Von Andreas R. Batlogg SJ
Gedichte, beispielsweise von Ingeborg Bachmann oder Paul Celan, verweigern sich dem schnellen Zugriff und oberflächlichen Gebrauch. Gedichte von Hilde Domin, Nelly Sachs, Rose Ausländer oder Ilse Aichinger, um nur einige Namen der Großen Damen zu nennen, sind kirchlicherseits durch häufige, nicht selten kontextlose Verwendung zur liturgischen Gebrauchsware geworden. Eine Verzweckung, gegen die sich ein Gedicht, einmal in die Welt entlassen, nicht wehren kann: ausgequetscht wie eine Zitrone, missbraucht, weil zur liturgischen Behübschung verwendet.
In den „Stimmen der Zeit“ war in den letzten Jahren immer wieder einmal die Rubrik „Lyrik“ zu finden; auch um jüngere Autoren wie Ludwig Steinherr (2/2017, 2/2016) vor- zustellen, oder auf neue religiöse Lyrik, etwa von Andreas König (2/2016, 1/2015), hinzuweisen. Kann man Gedichte überhaupt rezensieren? Lesen kann man sie, sich ansprechen lassen. Aber Geltung erlangen sie nicht dadurch, dass sie gefallen oder nicht.
Walter L. Buder, Vorarlberger des Jahrgangs 1948, war Fabrikarbeiter, hat das Abitur nachgeholt, wurde in Theologie promoviert und arbeitete im kirchlichen Dienst.
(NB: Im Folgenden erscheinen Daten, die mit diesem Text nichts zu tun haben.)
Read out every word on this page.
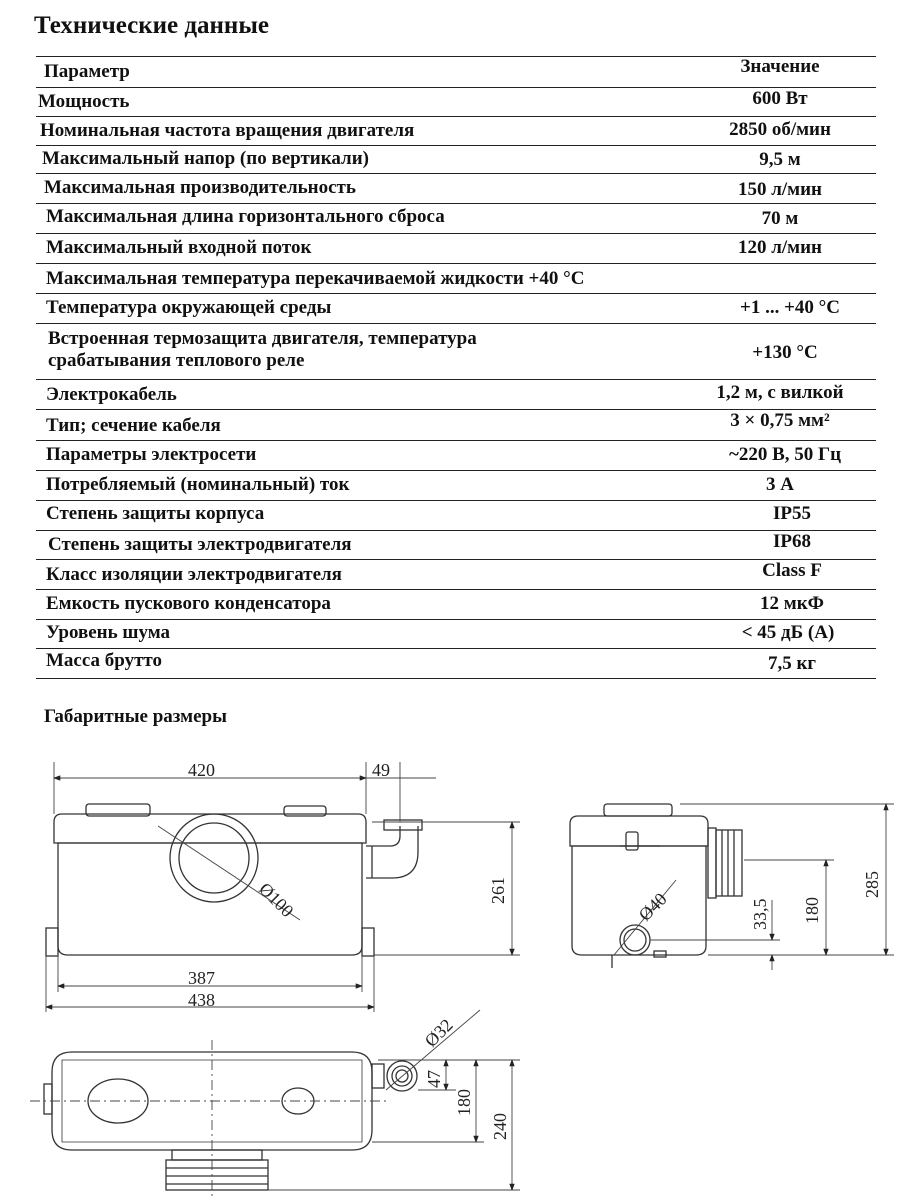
Технические данные
Параметр	Значение
Мощность	600 Вт
Номинальная частота вращения двигателя	2850 об/мин
Максимальный напор (по вертикали)	9,5 м
Максимальная производительность	150 л/мин
Максимальная длина горизонтального сброса	70 м
Максимальный входной поток	120 л/мин
Максимальная температура перекачиваемой жидкости +40 °С
Температура окружающей среды	+1 ... +40 °С
Встроенная термозащита двигателя, температура
срабатывания теплового реле	+130 °С
Электрокабель	1,2 м, с вилкой
Тип; сечение кабеля	3 × 0,75 мм²
Параметры электросети	~220 В, 50 Гц
Потребляемый (номинальный) ток	3 А
Степень защиты корпуса	IP55
Степень защиты электродвигателя	IP68
Класс изоляции электродвигателя	Class F
Емкость пускового конденсатора	12 мкФ
Уровень шума	< 45 дБ (А)
Масса брутто	7,5 кг
Габаритные размеры
420	49
261
Ø100
387
438
Ø40
285
180
33,5
Ø32
47
180
240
Seit den 1970er-Jahren ist er auch schriftstellerisch tätig. „du / hast mich zum reden gebracht // nun: höre“ (29): Buders Gedichte reflektieren oft ganz alltägliche Situationen, manche spitzen zu, andere überzeichnen oder parodieren, Religiöses oder Autobiografisches wird zart oder direkt angedeutet – man liest ein Gedicht nach dem anderen, neugierig auf das, was noch kommt.
Aus dem Rahmen fällt eine „poetische Skizze“ mit Briefauszügen eines Vorarlberger Priesters: dem im Jahr 2012 seliggesprochenen Märtyrer Carl Lampert (1894-1944), der in Sachsenhausen und Dachau interniert war, später in Stettin wirkte, dort einem Gestapo-Spitzel aufsaß und verhaftet wurde, bis er nach einem Schauprozess im November 1944 im Zuchthaus Roter Ochse in Halle an der Saale hingerichtet wurde.
„Ins Angesicht gesprochen – in die Hand gegeben“ ist das nicht eigens paginierte, drei Seiten umfassende Nachwort von Klaus Gasperi zum vorliegenden Band überschrieben, eine Art Mini-Laudatio mit Leseanleitung: „Der Autor dieses Gedichtbandes spielt und experimentiert mit Worten und er macht dabei klar: Es sind geborgte Worte. Immer geht diesen Worten eine Begegnung voraus. Diese Gedichte sprechen vom Ich, doch dieses Ich ist auf der Suche nach dem Du, es möchte einläuten ,die Zeit von Tür zu Tür‘. Damit dies gelingen kann, braucht es das Hören. Und das genaue Lesen. Und in allem Fremden bleibt immer noch das Hören auf Klang und Rhythmus, die hinwegtragen auch über Sperriges, Unverständliches und Irritierendes.“
„wir standen / am fenster zur welt // du gingst und ich blieb // du bliebst blind / ich erblindete“ (17): Ich verstehe Buders Gedichte als Anleitung zum Sehen, eine Art Schulung oder Einübung – in das tiefere Sehen, zum Schauen hinter die Dinge (trotz Nietzsches Denunziation der „Hinterweltler“), zum genauen, fragenden Blick. Walter L. Buders Lyrik macht nachdenklich, Unterhaltungslyrik ist sie nicht.